Mudar somente a qualidade do diesel é insuficiente

SÃO PAULO, 13 de janeiro de 2009 - O acordo feito entre a Petrobras, a Agência Nacional do Petróleo, Gás Natural e Biocombustíveis (ANP), Companhia de Tecnologia e Saneamento Ambiental (Cetesb), Instituto Brasileiro do Meio Ambiente e dos Recursos Naturais Renováveis (Ibama) e Associação Nacional dos Fabricantes de Veículos Automotores (Anfavea) para reduzir o teor de enxofre na atmosfera não é suficiente para melhorar a qualidade do ar. A informação foi divulgada há pouco, em coletiva de imprensa, pelo diretor de abastecimento da Petrobras, Paulo Roberto Costa.

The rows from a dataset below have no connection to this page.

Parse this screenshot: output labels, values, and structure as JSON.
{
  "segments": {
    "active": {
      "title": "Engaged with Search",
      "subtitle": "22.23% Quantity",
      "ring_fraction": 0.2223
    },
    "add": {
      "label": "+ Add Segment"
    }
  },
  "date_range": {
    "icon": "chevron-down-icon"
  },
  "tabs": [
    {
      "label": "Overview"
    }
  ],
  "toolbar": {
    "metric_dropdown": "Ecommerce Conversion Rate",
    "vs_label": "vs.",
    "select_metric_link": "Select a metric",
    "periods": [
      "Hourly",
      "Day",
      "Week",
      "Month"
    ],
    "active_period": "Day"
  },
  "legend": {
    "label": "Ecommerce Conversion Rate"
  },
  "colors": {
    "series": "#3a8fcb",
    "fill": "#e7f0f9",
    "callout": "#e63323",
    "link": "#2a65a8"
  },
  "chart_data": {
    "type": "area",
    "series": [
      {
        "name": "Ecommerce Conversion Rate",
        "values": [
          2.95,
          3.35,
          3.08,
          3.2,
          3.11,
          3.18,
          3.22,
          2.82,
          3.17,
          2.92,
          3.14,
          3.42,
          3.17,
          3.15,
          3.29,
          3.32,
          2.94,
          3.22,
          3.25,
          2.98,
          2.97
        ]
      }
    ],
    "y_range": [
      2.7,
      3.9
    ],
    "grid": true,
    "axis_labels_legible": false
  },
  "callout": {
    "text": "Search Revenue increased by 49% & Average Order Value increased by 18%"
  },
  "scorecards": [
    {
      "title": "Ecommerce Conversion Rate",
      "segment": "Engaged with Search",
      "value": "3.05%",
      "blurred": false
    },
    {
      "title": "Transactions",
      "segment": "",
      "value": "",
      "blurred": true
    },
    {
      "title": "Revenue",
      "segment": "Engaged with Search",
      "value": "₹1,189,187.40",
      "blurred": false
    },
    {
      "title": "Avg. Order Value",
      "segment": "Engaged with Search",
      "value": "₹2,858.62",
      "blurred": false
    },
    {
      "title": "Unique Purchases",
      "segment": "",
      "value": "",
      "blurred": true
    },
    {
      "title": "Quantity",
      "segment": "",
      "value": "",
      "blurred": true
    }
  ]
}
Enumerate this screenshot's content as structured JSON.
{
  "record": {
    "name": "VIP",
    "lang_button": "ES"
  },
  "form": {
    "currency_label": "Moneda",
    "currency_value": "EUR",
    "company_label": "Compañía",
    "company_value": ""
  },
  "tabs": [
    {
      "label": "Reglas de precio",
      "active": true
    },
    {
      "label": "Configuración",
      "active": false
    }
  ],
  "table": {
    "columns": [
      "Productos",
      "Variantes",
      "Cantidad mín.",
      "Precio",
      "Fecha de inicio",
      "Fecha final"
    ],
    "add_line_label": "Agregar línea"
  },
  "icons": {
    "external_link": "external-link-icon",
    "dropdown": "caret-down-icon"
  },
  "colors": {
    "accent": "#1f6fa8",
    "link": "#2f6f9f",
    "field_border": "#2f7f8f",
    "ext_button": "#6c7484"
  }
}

De acordo com o diretor da estatal petrolífera brasileira, não é somente alterando a qualidade de diesel no mercado que as condições do ar ficarão melhores. "Esta etapa é importante na melhoria da qualidade do ar, mas não deverá ser a única. Não tem como melhorar a qualidade do ar apenas com combustíveis, é preciso medidas que visem tecnologias nos motores de autoveículos, analisar medidas que melhorem os engarrafamentos e principalmente atuar com o programa de renovação de frotas, porque não vai ter milagre no ar com a frota que temos hoje".

A mesma visão compartilha o secretário de Qualidade Ambiental do Ministério do Meio Ambiente, Rudolf de Noronha. "Devem ser realizadas medidas conjuntas para melhorar a qualidade do ar, porque as iniciativas isoladas não ajudam no processo", disse, analisando que todos vão centrar os esforços na questão.

Em 30 de outubro foi acordado com o Ministério Público Federal, o fornecimento do diesel S-50 (com 50 partes por milhão de enxofre) a partir de 1 de janeiro deste ano, para as frotas cativas de ônibus urbanos das cidades de São Paulo e Rio de Janeiro. O diesel está sendo vendido pelo mesmo valor do diesel S-500 (com 500 partes por milhão de enxofre).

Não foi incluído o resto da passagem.